Después de un largo silencio, agregó:
-¡Cómo se la ha subido a usted París a la cabeza! En Ganga no era usted así. ¡Qué humos!
Plutarco no la calumniaba. París la había transformado. Su ambición dormida despertó con los incentivos del lujo parisiense, como esas semillas encontradas en los sepulcros egipcios que arraigan a la luz del sol. La idea de heredar al doctor, a quien suponía rico; la de poder disfrutar, una vez viuda, de una libertad completa, sin preocuparse del mañana, la roía sordamente. Su mórbida excitación nerviosa, por un lado, y por otro su falta de tacto y de diplomacia, no la permitían seguir en frío un plan encaminado a realizar sus aspiraciones.
-Ya sé yo -prosiguió Plutarco- quiénes son sus inspiradores: don Olimpio y la Presidenta, ese par de libertinos indecentes.
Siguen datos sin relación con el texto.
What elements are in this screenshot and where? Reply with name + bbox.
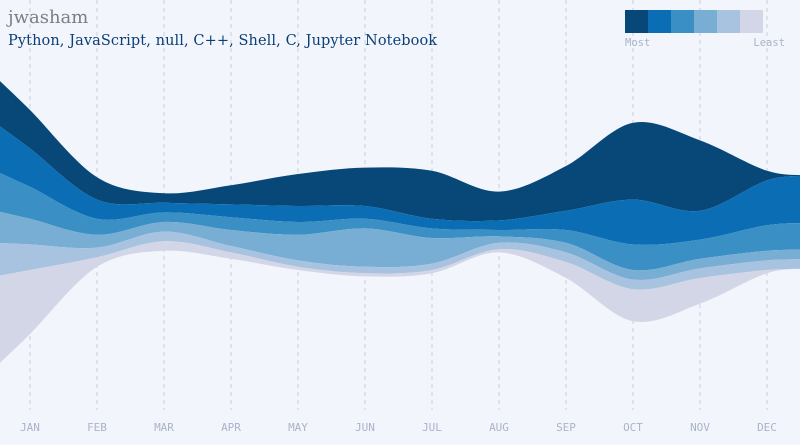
month-label: JUN bbox=[355, 421, 375, 434]
month-label: OCT bbox=[623, 421, 643, 434]
month-label: JUL bbox=[422, 421, 442, 434]
month-label: FEB bbox=[87, 421, 107, 434]
stream-layer-5 bbox=[0, 231, 800, 290]
month-label: JAN bbox=[20, 421, 40, 434]
color-legend: Most Least bbox=[625, 10, 785, 49]
legend-swatch-5 bbox=[717, 10, 740, 33]
legend-swatch-3 bbox=[671, 10, 694, 33]
stream-layer-3 bbox=[0, 173, 800, 271]
month-label: MAR bbox=[154, 421, 174, 434]
month-label: DEC bbox=[757, 421, 777, 434]
legend-swatch-6 bbox=[740, 10, 763, 33]
legend-swatch-1 bbox=[625, 10, 648, 33]
legend-swatches bbox=[625, 10, 785, 33]
legend-swatch-2 bbox=[648, 10, 671, 33]
username: jwasham bbox=[8, 7, 89, 28]
legend-swatch-4 bbox=[694, 10, 717, 33]
legend-least-label: Least bbox=[753, 37, 785, 49]
month-label: AUG bbox=[489, 421, 509, 434]
month-label: SEP bbox=[556, 421, 576, 434]
language-list: Python, JavaScript, null, C++, Shell, C,… bbox=[8, 33, 438, 49]
stream-layer-1 bbox=[0, 81, 800, 222]
legend-most-label: Most bbox=[625, 37, 651, 49]
month-label: APR bbox=[221, 421, 241, 434]
stream-layer-4 bbox=[0, 211, 800, 281]
stream-layer-6 bbox=[0, 241, 800, 363]
chart-header: jwasham Python, JavaScript, null, C++, S… bbox=[8, 6, 437, 52]
stream-layer-2 bbox=[0, 126, 800, 245]
month-label: MAY bbox=[288, 421, 308, 434]
legend-labels: Most Least bbox=[625, 37, 785, 49]
month-label: NOV bbox=[690, 421, 710, 434]
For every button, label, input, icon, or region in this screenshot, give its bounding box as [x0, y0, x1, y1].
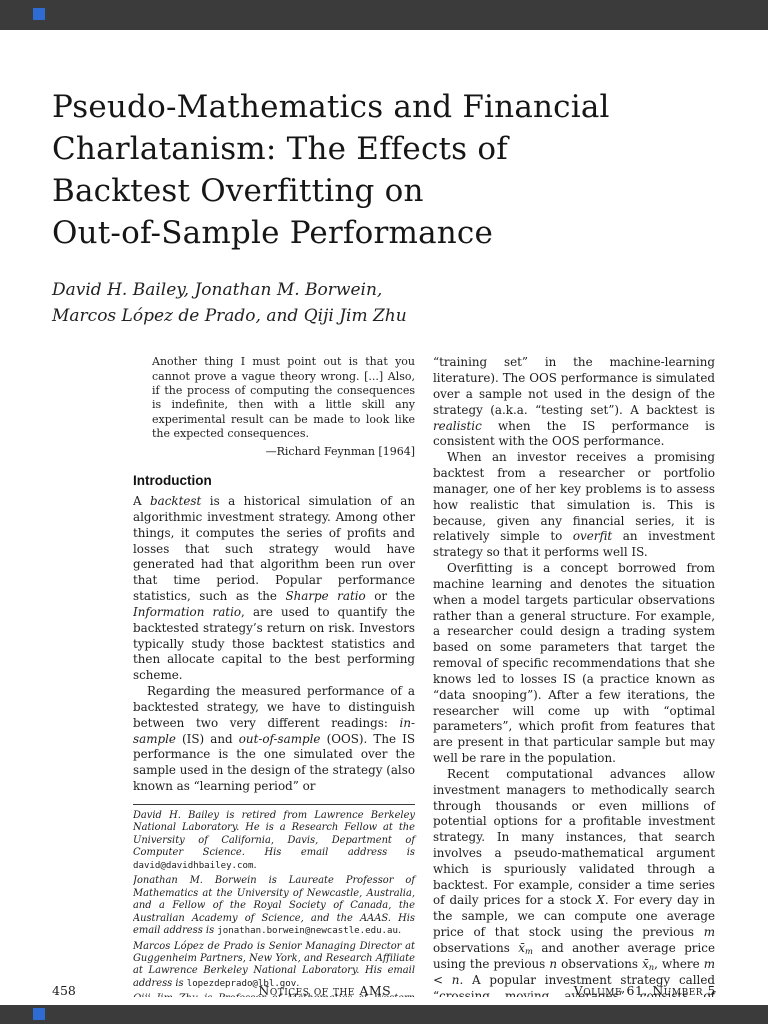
footnote-author-bio: David H. Bailey is retired from Lawrence… — [133, 809, 415, 871]
paragraph: “training set” in the machine-learning l… — [433, 355, 715, 449]
paragraph: Recent computational advances allow inve… — [433, 766, 716, 998]
left-column: Another thing I must point out is that y… — [133, 355, 415, 997]
section-heading-introduction: Introduction — [133, 473, 212, 489]
page-number: 458 — [52, 983, 76, 998]
issue-label: Volume 61, Number 5 — [573, 983, 716, 998]
paper-page: Pseudo-Mathematics and Financial Charlat… — [0, 30, 768, 1005]
journal-name: Notices of the AMS — [258, 983, 392, 998]
footnote-author-bio: Marcos López de Prado is Senior Managing… — [133, 940, 415, 989]
author-line: Marcos López de Prado, and Qiji Jim Zhu — [52, 305, 407, 326]
paragraph: Regarding the measured performance of a … — [133, 684, 415, 793]
two-column-body: Another thing I must point out is that y… — [133, 355, 716, 997]
title-line: Pseudo-Mathematics and Financial — [52, 89, 610, 125]
paragraph: A backtest is a historical simulation of… — [133, 494, 415, 683]
paper-title: Pseudo-Mathematics and Financial Charlat… — [52, 86, 716, 255]
title-line: Out-of-Sample Performance — [52, 215, 494, 252]
viewer-top-bar — [0, 0, 768, 30]
author-list: David H. Bailey, Jonathan M. Borwein, Ma… — [52, 277, 716, 330]
viewer-bottom-bar — [0, 1005, 768, 1024]
epigraph-quote: Another thing I must point out is that y… — [152, 355, 415, 440]
page-indicator[interactable] — [33, 1008, 45, 1020]
page-footer: 458 Notices of the AMS Volume 61, Number… — [52, 983, 716, 998]
title-line: Charlatanism: The Effects of — [52, 131, 508, 168]
footnote-block: David H. Bailey is retired from Lawrence… — [133, 803, 415, 997]
right-column: “training set” in the machine-learning l… — [433, 355, 715, 997]
page-indicator[interactable] — [33, 8, 45, 20]
paragraph: When an investor receives a promising ba… — [433, 450, 715, 560]
title-line: Backtest Overfitting on — [52, 173, 424, 210]
footnote-author-bio: Jonathan M. Borwein is Laureate Professo… — [133, 875, 415, 937]
epigraph-attribution: —Richard Feynman [1964] — [265, 445, 415, 459]
author-line: David H. Bailey, Jonathan M. Borwein, — [52, 279, 383, 300]
paragraph: Overfitting is a concept borrowed from m… — [433, 561, 715, 766]
footnote-author-bio: Qiji Jim Zhu is Professor of Mathematics… — [133, 993, 415, 997]
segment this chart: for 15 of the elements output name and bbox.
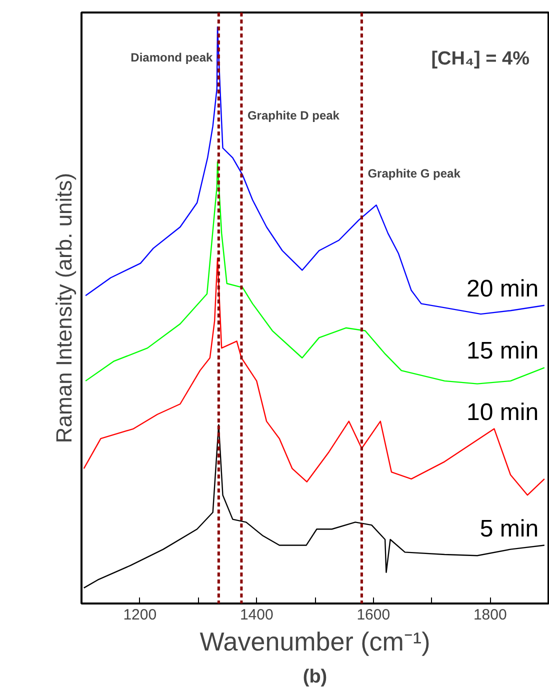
x-tick-label: 1200 — [123, 606, 157, 624]
x-tick-label: 1600 — [356, 606, 390, 624]
series-label: 10 min — [466, 398, 539, 426]
ref-line-label: Diamond peak — [130, 50, 214, 64]
series-label: 20 min — [466, 275, 539, 302]
annotation: [CH₄] = 4% — [431, 48, 530, 70]
y-axis-title: Raman Intensity (arb. units) — [52, 172, 76, 444]
text: (b) — [302, 666, 328, 688]
x-tick-label: 1800 — [473, 606, 507, 624]
ref-line-label: Graphite G peak — [368, 166, 461, 180]
series-label: 15 min — [466, 338, 539, 365]
series-label: 5 min — [480, 515, 539, 542]
x-tick-label: 1400 — [240, 606, 274, 624]
x-axis-title: Wavenumber (cm⁻¹) — [200, 626, 430, 656]
ref-line-label: Graphite D peak — [247, 108, 340, 122]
-¡Mis inspiradores! ¿En qué? ¿Necesito, yo de alguien para ver? Ellos dicen lo que todo el mundo: que no se explican cómo soporto que ese hombre tenga una concubina públicamente.
-Se le ha dicho a usted un millón de veces: Rosa es una amiga del doctor y sólo una amiga.
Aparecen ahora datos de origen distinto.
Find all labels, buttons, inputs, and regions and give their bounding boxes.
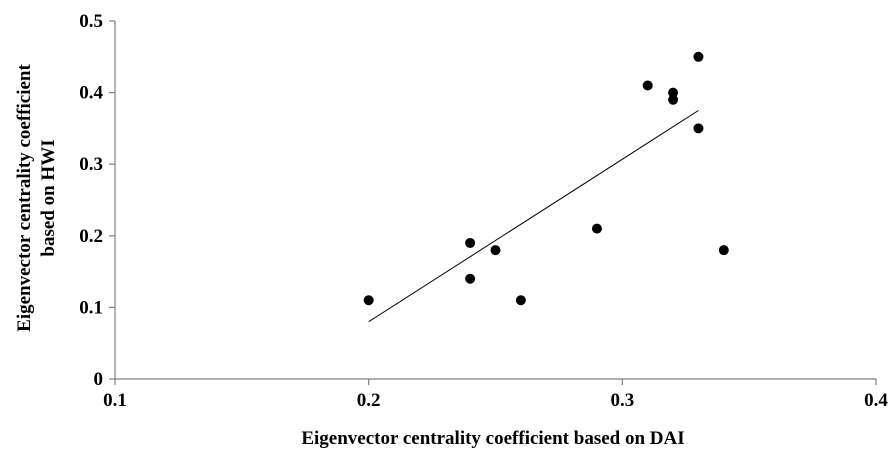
data-point (642, 80, 653, 91)
x-tick-label: 0.1 (103, 390, 127, 411)
data-point (668, 87, 679, 98)
x-axis-title: Eigenvector centrality coefficient based… (301, 428, 684, 449)
data-point (668, 94, 679, 105)
x-tick-label: 0.4 (864, 390, 888, 411)
y-axis-title-line-1: Eigenvector centrality coefficient (14, 64, 35, 332)
y-tick-label: 0.1 (79, 297, 103, 318)
data-point (363, 295, 374, 306)
y-tick-label: 0.5 (79, 11, 103, 32)
data-point (693, 123, 704, 134)
y-tick-label: 0.4 (79, 83, 103, 104)
x-tick-label: 0.3 (610, 390, 634, 411)
trendline (368, 110, 699, 323)
data-point (718, 245, 729, 256)
y-axis-title-line-2: based on HWI (38, 139, 59, 256)
y-tick-label: 0 (94, 369, 104, 390)
data-point (693, 51, 704, 62)
data-point (465, 273, 476, 284)
x-tick-label: 0.2 (357, 390, 381, 411)
y-tick-label: 0.2 (79, 226, 103, 247)
data-point (490, 245, 501, 256)
plot-area: 0.1 0.2 0.3 0.400.10.20.30.40.5 (79, 11, 888, 411)
data-point (591, 223, 602, 234)
y-tick-label: 0.3 (79, 154, 103, 175)
data-point (515, 295, 526, 306)
data-point (465, 237, 476, 248)
y-axis-title: Eigenvector centrality coefficient based… (14, 64, 59, 332)
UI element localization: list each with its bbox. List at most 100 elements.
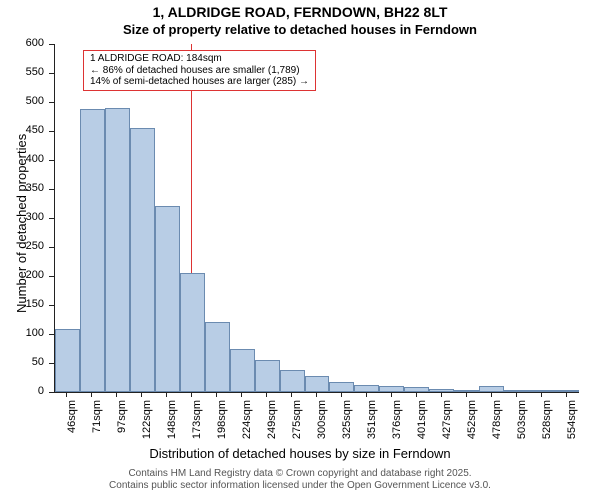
x-tick-label: 46sqm <box>66 400 78 448</box>
y-tick-label: 500 <box>0 95 44 107</box>
x-tick-label: 325sqm <box>341 400 353 448</box>
histogram-bar <box>230 349 255 393</box>
histogram-bar <box>105 108 130 392</box>
histogram-bar <box>529 390 554 392</box>
x-tick-mark <box>141 392 142 397</box>
x-tick-label: 71sqm <box>91 400 103 448</box>
x-tick-mark <box>341 392 342 397</box>
x-tick-label: 224sqm <box>241 400 253 448</box>
histogram-bar <box>55 329 80 392</box>
y-tick-mark <box>49 247 54 248</box>
x-tick-mark <box>316 392 317 397</box>
y-tick-mark <box>49 218 54 219</box>
y-tick-label: 450 <box>0 124 44 136</box>
x-tick-mark <box>216 392 217 397</box>
x-tick-mark <box>116 392 117 397</box>
x-tick-mark <box>441 392 442 397</box>
y-tick-mark <box>49 334 54 335</box>
y-tick-label: 150 <box>0 298 44 310</box>
x-tick-mark <box>191 392 192 397</box>
y-tick-label: 400 <box>0 153 44 165</box>
y-tick-mark <box>49 189 54 190</box>
annotation-box: 1 ALDRIDGE ROAD: 184sqm ← 86% of detache… <box>83 50 316 91</box>
y-tick-mark <box>49 102 54 103</box>
y-tick-mark <box>49 160 54 161</box>
x-tick-label: 122sqm <box>141 400 153 448</box>
annotation-line-2: ← 86% of detached houses are smaller (1,… <box>90 65 309 77</box>
x-tick-label: 503sqm <box>516 400 528 448</box>
histogram-bar <box>429 389 454 392</box>
histogram-bar <box>454 390 479 392</box>
x-tick-label: 401sqm <box>416 400 428 448</box>
x-tick-mark <box>266 392 267 397</box>
histogram-bar <box>80 109 105 392</box>
histogram-bar <box>404 387 429 392</box>
chart-title: 1, ALDRIDGE ROAD, FERNDOWN, BH22 8LT <box>0 4 600 20</box>
x-tick-label: 452sqm <box>466 400 478 448</box>
x-tick-label: 173sqm <box>191 400 203 448</box>
histogram-bar <box>155 206 180 392</box>
histogram-bar <box>130 128 155 392</box>
credit-line-2: Contains public sector information licen… <box>0 480 600 492</box>
x-tick-label: 554sqm <box>566 400 578 448</box>
histogram-bar <box>205 322 230 392</box>
chart-credits: Contains HM Land Registry data © Crown c… <box>0 468 600 492</box>
y-tick-mark <box>49 392 54 393</box>
histogram-bar <box>354 385 379 392</box>
y-tick-label: 350 <box>0 182 44 194</box>
x-tick-mark <box>416 392 417 397</box>
x-tick-label: 351sqm <box>366 400 378 448</box>
x-tick-mark <box>391 392 392 397</box>
x-tick-mark <box>91 392 92 397</box>
x-tick-mark <box>491 392 492 397</box>
x-tick-label: 427sqm <box>441 400 453 448</box>
y-tick-label: 250 <box>0 240 44 252</box>
x-tick-mark <box>566 392 567 397</box>
chart-subtitle: Size of property relative to detached ho… <box>0 22 600 37</box>
x-tick-mark <box>541 392 542 397</box>
x-tick-label: 198sqm <box>216 400 228 448</box>
y-tick-mark <box>49 276 54 277</box>
y-tick-mark <box>49 305 54 306</box>
x-tick-mark <box>66 392 67 397</box>
annotation-line-1: 1 ALDRIDGE ROAD: 184sqm <box>90 53 309 65</box>
x-tick-mark <box>516 392 517 397</box>
x-tick-mark <box>466 392 467 397</box>
y-tick-label: 300 <box>0 211 44 223</box>
histogram-bar <box>180 273 205 392</box>
histogram-bar <box>504 390 529 392</box>
y-tick-mark <box>49 363 54 364</box>
y-tick-label: 0 <box>0 385 44 397</box>
histogram-bar <box>379 386 404 392</box>
x-tick-label: 249sqm <box>266 400 278 448</box>
histogram-bar <box>280 370 305 392</box>
x-tick-label: 148sqm <box>166 400 178 448</box>
x-tick-mark <box>366 392 367 397</box>
x-tick-label: 97sqm <box>116 400 128 448</box>
x-tick-label: 300sqm <box>316 400 328 448</box>
chart-root: 1, ALDRIDGE ROAD, FERNDOWN, BH22 8LT Siz… <box>0 0 600 500</box>
y-tick-label: 600 <box>0 37 44 49</box>
histogram-bar <box>479 386 504 392</box>
histogram-bar <box>329 382 354 392</box>
x-tick-label: 528sqm <box>541 400 553 448</box>
histogram-bar <box>255 360 280 392</box>
histogram-bar <box>554 390 579 392</box>
y-tick-label: 200 <box>0 269 44 281</box>
y-tick-label: 50 <box>0 356 44 368</box>
x-tick-label: 376sqm <box>391 400 403 448</box>
y-tick-mark <box>49 44 54 45</box>
annotation-line-3: 14% of semi-detached houses are larger (… <box>90 76 309 88</box>
x-tick-label: 478sqm <box>491 400 503 448</box>
x-axis-label: Distribution of detached houses by size … <box>0 446 600 461</box>
plot-area: 1 ALDRIDGE ROAD: 184sqm ← 86% of detache… <box>54 44 579 393</box>
y-tick-label: 100 <box>0 327 44 339</box>
x-tick-mark <box>241 392 242 397</box>
histogram-bar <box>305 376 330 392</box>
x-tick-label: 275sqm <box>291 400 303 448</box>
credit-line-1: Contains HM Land Registry data © Crown c… <box>0 468 600 480</box>
y-tick-mark <box>49 73 54 74</box>
x-tick-mark <box>166 392 167 397</box>
y-tick-label: 550 <box>0 66 44 78</box>
y-tick-mark <box>49 131 54 132</box>
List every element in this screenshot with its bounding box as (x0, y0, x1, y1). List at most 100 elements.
-No me juzgue usted tan imbécil. ¡Una amiga! Si, una amiga con quien se acuesta. Pero usted ¿es padre o hermano de ese hombre?
-No. Es mi amigo y mi protector. Después de todo, la culpa no es de usted. Es suya. Si a cada escándalo la administrase a usted una paliza, ya se guardaría usted muy mucho de reincidir. Pero el doctor carece de energía, y, claro, usted abusa.
-Y a usted ¿quién le mete? ¡Es usted un intruso, un enredador!
-Yo seré lo que usted quiera, pero usted es una miserable, una ladrona, y seré yo quien acabará por meterla en la cárcel.
-¡Y usted es un indio, un alcahuete! ¡Un vividor!
Y le tiró furiosa la puerta a la cara.